As the prospect of live concerts re-emerged, H.E.R. was eager to resume and expand Lights On. “With more people vaccinated and things opening up, being able to put on a festival didn’t seem ridiculous,” she said. “We knew that things would have to come back eventually. We’ve been planning for the past year, but really just locking everything in” since January, H.E.R. said.
Putting on a festival in 2021 means reactivating complex mechanisms: staging, sound systems, lighting, security, food, promotion, sponsorships and more. But Gee, of Live Nation, said production logistics were easier to restart than might have been expected.
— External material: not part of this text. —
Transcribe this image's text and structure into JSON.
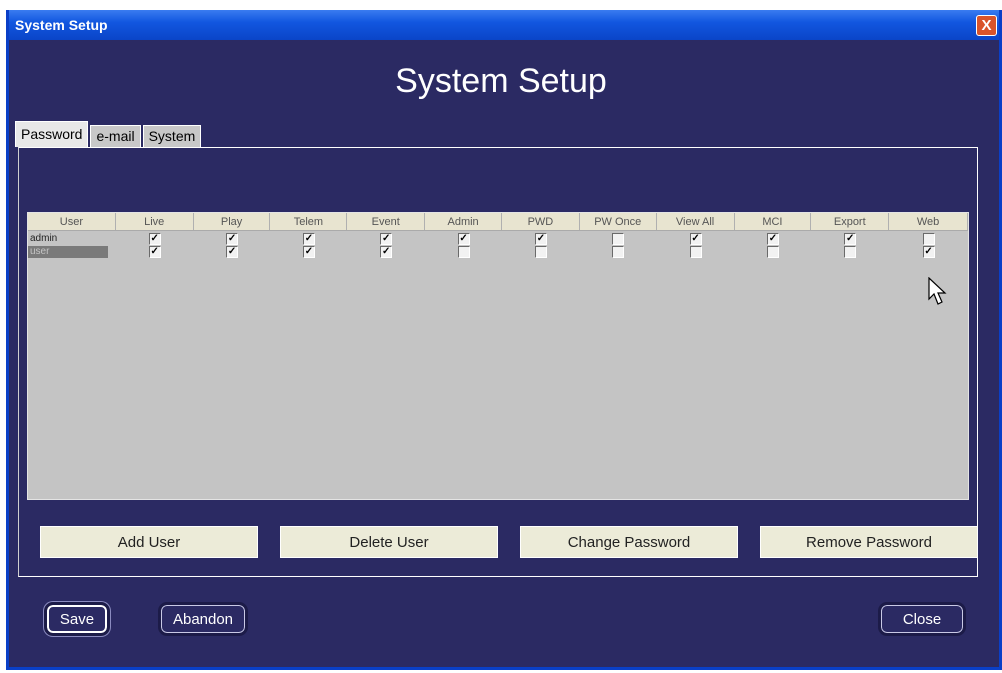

“Everyone was ready to go back to work, but everyone had to wait until when they were told when they could go back to work,” he said by phone from Philadelphia. “Fans were ready to go back and experience live music again in a safe, healthy environment. As an industry we listened to science, and we listened to governance. Each local government decided what can be done. And once everyone got the green light to start productions again, ramping back up was almost like muscle memory.”
Concert production companies had not been entirely dormant during quarantine. They had geared up to produce livestreams and other online shows instead. “Every virtual event still needed a big production team,” said Jeanine McLean-Williams, the president of MBK Entertainment, which manages H.E.R. “There was so much Covid testing! Even now, to this day, I’m vaccinated, but we’re Covid tested three times a week.”
The latest surge in infections, and the rise of the Delta variant, still presents uncertainties. “Honestly, we’ve just been praying everything goes well, and it always works out,” H.E.R. said. “We’ve been very blessed to have everything just fall into place. And if it didn’t, then it was for a reason and we recognize that later. So I’m going all in on this and I’m excited and I’m hopeful.”